Afinal, como o El Niño pode afetar Pernambuco?
Entenda como o El Niño pode afetar Pernambuco, com mudanças nas chuvas, aumento das temperaturas e risco de seca
Foto: Reprodução/ Redes Sociais O fenômeno climático conhecido como El Niño pode provocar mudanças no clima de Pernambuco, segundo informações divulgadas pela Agência Pernambucana de Águas e Clima (Apac).

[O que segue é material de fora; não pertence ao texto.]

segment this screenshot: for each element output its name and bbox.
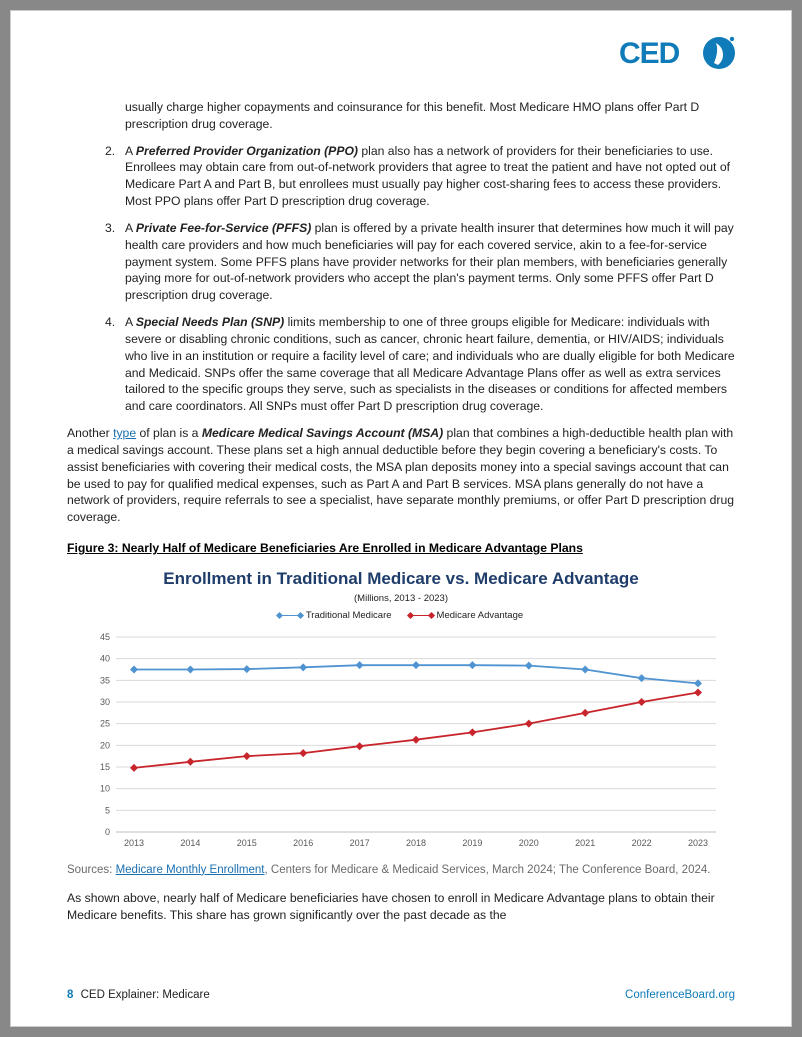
document-page: CED usually charge higher copayments and…: [10, 10, 792, 1027]
svg-text:45: 45: [100, 632, 110, 642]
type-link[interactable]: type: [113, 426, 136, 440]
legend-swatch-icon: [279, 615, 301, 616]
plan-item-ppo: 2. A Preferred Provider Organization (PP…: [125, 143, 735, 210]
svg-text:30: 30: [100, 697, 110, 707]
list-number: 3.: [105, 220, 115, 237]
plan-lead: A: [125, 221, 136, 235]
sources-rest: , Centers for Medicare & Medicaid Servic…: [265, 864, 711, 876]
msa-pre: Another: [67, 426, 113, 440]
plan-list: 2. A Preferred Provider Organization (PP…: [67, 143, 735, 415]
svg-text:35: 35: [100, 675, 110, 685]
svg-text:2020: 2020: [519, 838, 539, 848]
svg-text:2015: 2015: [237, 838, 257, 848]
svg-text:2014: 2014: [180, 838, 200, 848]
svg-text:25: 25: [100, 718, 110, 728]
closing-paragraph: As shown above, nearly half of Medicare …: [67, 890, 735, 924]
legend-label: Medicare Advantage: [437, 609, 524, 622]
svg-text:5: 5: [105, 805, 110, 815]
chart-legend: Traditional Medicare Medicare Advantage: [67, 609, 735, 622]
svg-text:2018: 2018: [406, 838, 426, 848]
sources-link[interactable]: Medicare Monthly Enrollment: [116, 864, 265, 876]
intro-paragraph-continuation: usually charge higher copayments and coi…: [125, 99, 735, 133]
doc-title: CED Explainer: Medicare: [81, 989, 210, 1001]
plan-term: Private Fee-for-Service (PFFS): [136, 221, 311, 235]
msa-mid: of plan is a: [136, 426, 202, 440]
svg-text:2017: 2017: [350, 838, 370, 848]
svg-text:20: 20: [100, 740, 110, 750]
legend-item-advantage: Medicare Advantage: [410, 609, 524, 622]
plan-body: limits membership to one of three groups…: [125, 315, 735, 413]
plan-term: Special Needs Plan (SNP): [136, 315, 284, 329]
msa-term: Medicare Medical Savings Account (MSA): [202, 426, 443, 440]
svg-text:2022: 2022: [632, 838, 652, 848]
ced-logo: CED: [619, 33, 739, 78]
svg-text:2021: 2021: [575, 838, 595, 848]
plan-lead: A: [125, 315, 136, 329]
svg-text:0: 0: [105, 827, 110, 837]
chart-title: Enrollment in Traditional Medicare vs. M…: [67, 567, 735, 590]
list-number: 2.: [105, 143, 115, 160]
msa-rest: plan that combines a high-deductible hea…: [67, 426, 734, 524]
plan-lead: A: [125, 144, 136, 158]
svg-text:2016: 2016: [293, 838, 313, 848]
chart-sources: Sources: Medicare Monthly Enrollment, Ce…: [67, 863, 735, 879]
figure-caption: Figure 3: Nearly Half of Medicare Benefi…: [67, 540, 735, 557]
plan-term: Preferred Provider Organization (PPO): [136, 144, 358, 158]
legend-item-traditional: Traditional Medicare: [279, 609, 392, 622]
legend-label: Traditional Medicare: [306, 609, 392, 622]
svg-text:10: 10: [100, 783, 110, 793]
sources-pre: Sources:: [67, 864, 116, 876]
plan-item-pffs: 3. A Private Fee-for-Service (PFFS) plan…: [125, 220, 735, 304]
chart-container: Enrollment in Traditional Medicare vs. M…: [67, 567, 735, 857]
svg-text:CED: CED: [619, 37, 680, 70]
footer-site: ConferenceBoard.org: [625, 988, 735, 1004]
legend-swatch-icon: [410, 615, 432, 616]
page-number: 8: [67, 989, 73, 1001]
footer-left: 8 CED Explainer: Medicare: [67, 988, 210, 1004]
svg-text:2019: 2019: [462, 838, 482, 848]
svg-text:2023: 2023: [688, 838, 708, 848]
svg-text:2013: 2013: [124, 838, 144, 848]
page-footer: 8 CED Explainer: Medicare ConferenceBoar…: [67, 988, 735, 1004]
svg-text:40: 40: [100, 653, 110, 663]
list-number: 4.: [105, 314, 115, 331]
plan-item-snp: 4. A Special Needs Plan (SNP) limits mem…: [125, 314, 735, 415]
line-chart: 0 5 10 15 20 25 30 35 40 45 2013 2014 2015 2016 2017 20…: [76, 627, 726, 857]
chart-subtitle: (Millions, 2013 - 2023): [67, 592, 735, 605]
svg-text:15: 15: [100, 762, 110, 772]
msa-paragraph: Another type of plan is a Medicare Medic…: [67, 425, 735, 526]
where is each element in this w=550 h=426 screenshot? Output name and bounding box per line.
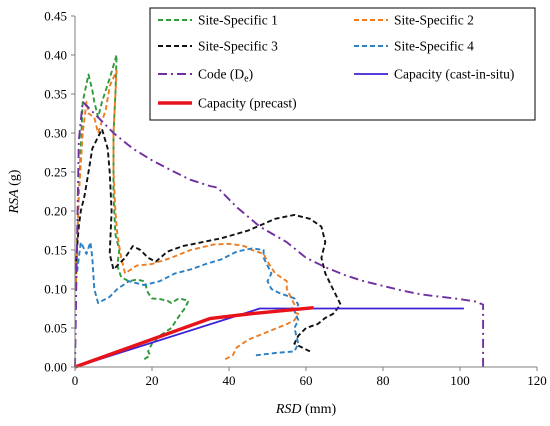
x-tick-label: 80 xyxy=(377,373,390,388)
series-line-1 xyxy=(74,54,190,360)
x-axis-title: RSD (mm) xyxy=(275,402,337,417)
y-tick-label: 0.20 xyxy=(44,204,67,219)
series-line-2 xyxy=(74,69,300,361)
x-tick-label: 0 xyxy=(72,373,79,388)
y-tick-label: 0.15 xyxy=(44,243,67,258)
series-line-6 xyxy=(74,307,464,368)
legend-label-7: Capacity (precast) xyxy=(198,96,297,111)
x-tick-label: 60 xyxy=(300,373,313,388)
legend: Site-Specific 1 Site-Specific 2 Site-Speci… xyxy=(149,7,536,121)
x-tick-label: 20 xyxy=(146,373,159,388)
y-tick-label: 0.40 xyxy=(44,48,67,63)
legend-label-1: Site-Specific 1 xyxy=(198,13,278,28)
legend-label-4: Site-Specific 4 xyxy=(394,39,474,54)
y-tick-label: 0.25 xyxy=(44,165,67,180)
y-tick-label: 0.05 xyxy=(44,321,67,336)
legend-box xyxy=(149,7,536,121)
legend-label-5: Code (De) xyxy=(198,67,253,85)
series-line-7 xyxy=(74,306,314,369)
legend-label-3: Site-Specific 3 xyxy=(198,39,278,54)
x-tick-label: 100 xyxy=(450,373,470,388)
y-tick-label: 0.00 xyxy=(44,360,67,375)
series-line-4 xyxy=(75,241,300,357)
legend-label-2: Site-Specific 2 xyxy=(394,13,474,28)
axes: 0 20 40 60 80 100 120 0.00 0.05 0.10 0.15 0.20 0.25 0… xyxy=(44,9,547,389)
series-line-3 xyxy=(74,128,342,353)
x-tick-label: 120 xyxy=(527,373,547,388)
legend-label-6: Capacity (cast-in-situ) xyxy=(394,67,514,82)
y-tick-label: 0.35 xyxy=(44,87,67,102)
series-line-5 xyxy=(74,100,485,368)
y-tick-label: 0.10 xyxy=(44,282,67,297)
y-tick-label: 0.45 xyxy=(44,9,67,24)
x-tick-label: 40 xyxy=(223,373,236,388)
y-tick-label: 0.30 xyxy=(44,126,67,141)
plot-area xyxy=(74,54,485,369)
y-axis-title: RSA (g) xyxy=(7,169,22,214)
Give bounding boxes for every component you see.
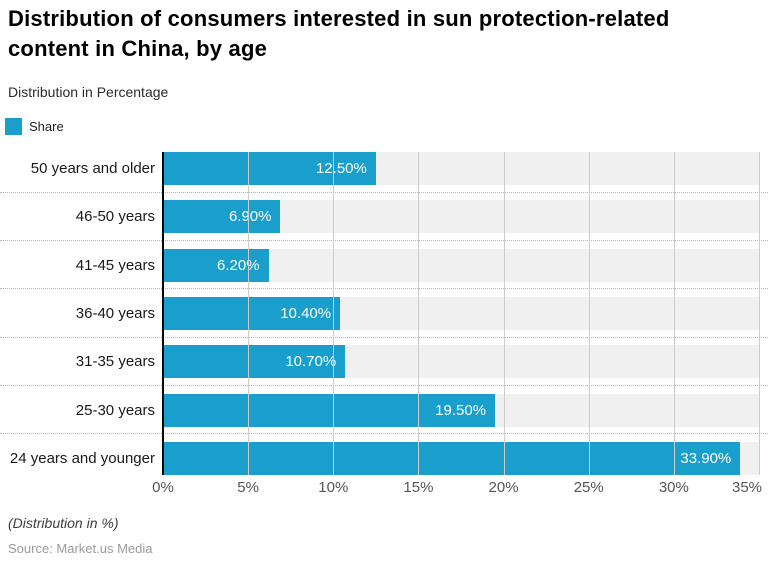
gridline-5 — [248, 152, 249, 475]
axis-note: (Distribution in %) — [8, 515, 119, 531]
bar-50-years-and-older: 12.50% — [163, 152, 376, 185]
row-separator-line — [0, 240, 768, 241]
bar-31-35-years: 10.70% — [163, 345, 346, 379]
category-label: 46-50 years — [75, 208, 155, 226]
bar-value-label: 33.90% — [680, 450, 732, 467]
x-tick-label-25: 25% — [573, 479, 604, 496]
category-label: 50 years and older — [30, 160, 155, 177]
x-tick-label-5: 5% — [237, 479, 259, 496]
bar-24-years-and-younger: 33.90% — [163, 442, 741, 475]
gridline-30 — [674, 152, 675, 475]
gridline-25 — [589, 152, 590, 475]
row-background-band: 6.20% — [163, 248, 759, 282]
bar-46-50-years: 6.90% — [163, 200, 281, 234]
row-background-band: 33.90% — [163, 442, 759, 475]
row-separator-line — [0, 336, 768, 338]
x-axis: 0% 5% 10% 15% 20% 25% 30% 35% — [0, 479, 768, 497]
gridline-10 — [333, 152, 334, 475]
row-separator-line — [0, 433, 768, 435]
source-credit: Source: Market.us Media — [8, 541, 153, 556]
bar-value-label: 10.40% — [280, 305, 332, 322]
x-tick-label-0: 0% — [152, 479, 174, 496]
chart-row: 50 years and older 12.50% — [0, 152, 768, 185]
row-background-band: 10.70% — [163, 345, 759, 379]
row-separator-line — [0, 191, 768, 193]
bar-value-label: 12.50% — [315, 160, 367, 177]
y-axis-baseline — [162, 152, 164, 475]
gridline-20 — [504, 152, 505, 475]
legend-label: Share — [29, 118, 64, 134]
category-label: 24 years and younger — [9, 450, 155, 467]
category-label: 25-30 years — [75, 401, 155, 419]
row-separator-line — [0, 288, 768, 290]
row-background-band: 10.40% — [163, 297, 759, 330]
bar-25-30-years: 19.50% — [163, 393, 496, 427]
category-label: 31-35 years — [75, 353, 155, 371]
row-background-band: 6.90% — [163, 200, 759, 234]
gridline-15 — [418, 152, 419, 475]
chart-row: 46-50 years 6.90% — [0, 200, 768, 234]
bar-chart-plot-area: 50 years and older 12.50% 46-50 years 6.90%… — [0, 152, 768, 475]
x-tick-label-10: 10% — [318, 479, 349, 496]
row-separator-line — [0, 385, 768, 386]
legend-color-swatch — [5, 117, 22, 135]
row-background-band: 12.50% — [163, 152, 759, 185]
chart-row: 31-35 years 10.70% — [0, 345, 768, 379]
bar-value-label: 19.50% — [435, 401, 487, 419]
gridline-35 — [759, 152, 760, 475]
bar-value-label: 6.90% — [228, 208, 272, 226]
chart-row: 36-40 years 10.40% — [0, 297, 768, 330]
chart-row: 24 years and younger 33.90% — [0, 442, 768, 475]
x-tick-label-30: 30% — [658, 479, 689, 496]
row-background-band: 19.50% — [163, 393, 759, 427]
x-tick-label-15: 15% — [403, 479, 434, 496]
chart-title: Distribution of consumers interested in … — [8, 6, 670, 62]
bar-value-label: 6.20% — [217, 256, 260, 274]
bar-41-45-years: 6.20% — [163, 248, 269, 282]
chart-subtitle: Distribution in Percentage — [8, 84, 169, 100]
chart-row: 41-45 years 6.20% — [0, 248, 768, 282]
bar-value-label: 10.70% — [285, 353, 337, 371]
category-label: 41-45 years — [75, 256, 155, 274]
category-label: 36-40 years — [75, 305, 155, 322]
chart-row: 25-30 years 19.50% — [0, 393, 768, 427]
x-tick-label-20: 20% — [488, 479, 519, 496]
legend: Share — [5, 117, 64, 135]
x-tick-label-35: 35% — [731, 479, 763, 496]
bar-36-40-years: 10.40% — [163, 297, 341, 330]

O fenômeno acontece por causa do aquecimento acima do normal das águas do Oceano Pacífico Equatorial. Esse aumento da temperatura interfere na circulação dos ventos e altera o comportamento das chuvas e das temperaturas em diferentes regiões do planeta.
O que é o El Niño?
O El Niño ocorre quando áreas do Oceano Pacífico ficam mais quentes do que o normal.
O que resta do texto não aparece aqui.